By the cloisterly Temple, and by Whitefriars (there, not without a glance at Hanging-Sword Alley, which would seem to be something in his way), and by Blackfriars Bridge, and Blackfriars Road, Mr. George sedately marches to a street of little shops lying somewhere in that ganglion of roads from Kent and Surrey, and of streets from the bridges of London, centring in the far-famed elephant who has lost his castle formed of a thousand four-horse coaches to a stronger iron monster than he, ready to chop him into mince-meat any day he dares. To one of the little shops in this street, which is a musician's shop, having a few fiddles in the window, and some Pan's pipes and a tambourine, and a triangle, and certain elongated scraps of music, Mr. George directs his massive tread. And halting at a few paces from it, as he sees a soldierly looking woman, with her outer skirts tucked up, come forth with a small wooden tub, and in that tub commence a-whisking and a-splashing on the margin of the pavement, Mr. George says to himself, "She's as usual, washing greens. I never saw her, except upon a baggage-waggon, when she wasn't washing greens!"
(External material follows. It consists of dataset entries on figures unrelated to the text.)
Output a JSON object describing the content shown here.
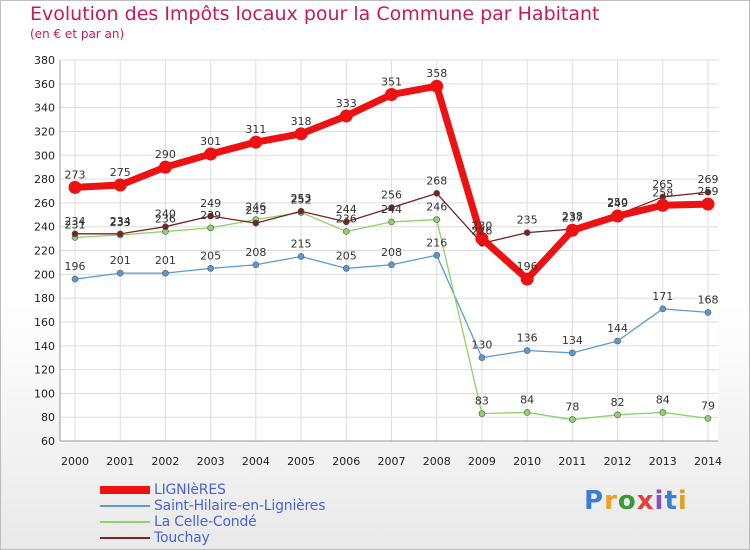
{
  "header": {
    "title": "Evolution des Impôts locaux pour la Commune par Habitant",
    "subtitle": "(en € et par an)"
  },
  "logo": {
    "text": "Proxiti",
    "colors": [
      "#3a7fd5",
      "#f0a020",
      "#3a9a3a",
      "#e04040",
      "#8a4fc0",
      "#3a7fd5",
      "#e0a020"
    ]
  },
  "chart_data": {
    "type": "line",
    "title": "Evolution des Impôts locaux pour la Commune par Habitant",
    "subtitle": "(en € et par an)",
    "xlabel": "",
    "ylabel": "",
    "x": [
      "2000",
      "2001",
      "2002",
      "2003",
      "2004",
      "2005",
      "2006",
      "2007",
      "2008",
      "2009",
      "2010",
      "2011",
      "2012",
      "2013",
      "2014"
    ],
    "ylim": [
      60,
      380
    ],
    "yticks": [
      60,
      80,
      100,
      120,
      140,
      160,
      180,
      200,
      220,
      240,
      260,
      280,
      300,
      320,
      340,
      360,
      380
    ],
    "grid": true,
    "legend_position": "bottom-left",
    "series": [
      {
        "name": "LIGNIèRES",
        "color": "#ee1111",
        "values": [
          273,
          275,
          290,
          301,
          311,
          318,
          333,
          351,
          358,
          230,
          196,
          237,
          249,
          258,
          259
        ],
        "labels": [
          "273",
          "275",
          "290",
          "301",
          "311",
          "318",
          "333",
          "351",
          "358",
          "230",
          "196",
          "237",
          "249",
          "258",
          "259"
        ]
      },
      {
        "name": "Saint-Hilaire-en-Lignières",
        "color": "#5b9bd5",
        "values": [
          196,
          201,
          201,
          205,
          208,
          215,
          205,
          208,
          216,
          130,
          136,
          134,
          144,
          171,
          168
        ],
        "labels": [
          "196",
          "201",
          "201",
          "205",
          "208",
          "215",
          "205",
          "208",
          "216",
          "130",
          "136",
          "134",
          "144",
          "171",
          "168"
        ]
      },
      {
        "name": "La Celle-Condé",
        "color": "#8fd16a",
        "values": [
          231,
          233,
          236,
          239,
          246,
          252,
          236,
          244,
          246,
          83,
          84,
          78,
          82,
          84,
          79
        ],
        "labels": [
          "231",
          "233",
          "236",
          "239",
          "246",
          "252",
          "236",
          "244",
          "246",
          "83",
          "84",
          "78",
          "82",
          "84",
          "79"
        ]
      },
      {
        "name": "Touchay",
        "color": "#7a2323",
        "values": [
          234,
          234,
          240,
          249,
          243,
          253,
          244,
          256,
          268,
          226,
          235,
          238,
          250,
          265,
          269
        ],
        "labels": [
          "234",
          "234",
          "240",
          "249",
          "243",
          "253",
          "244",
          "256",
          "268",
          "226",
          "235",
          "238",
          "250",
          "265",
          "269"
        ]
      }
    ]
  }
}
The subject of this reflection is at all events so occupied in washing greens at present that she remains unsuspicious of Mr. George's approach until, lifting up herself and her tub together when she has poured the water off into the gutter, she finds him standing near her. Her reception of him is not flattering.
"George, I never see you but I wish you was a hundred mile away!"
The trooper, without remarking on this welcome, follows into the musical-instrument shop, where the lady places her tub of greens upon the counter, and having shaken hands with him, rests her arms upon it.
"I never," she says, "George, consider Matthew Bagnet safe a minute when you're near him.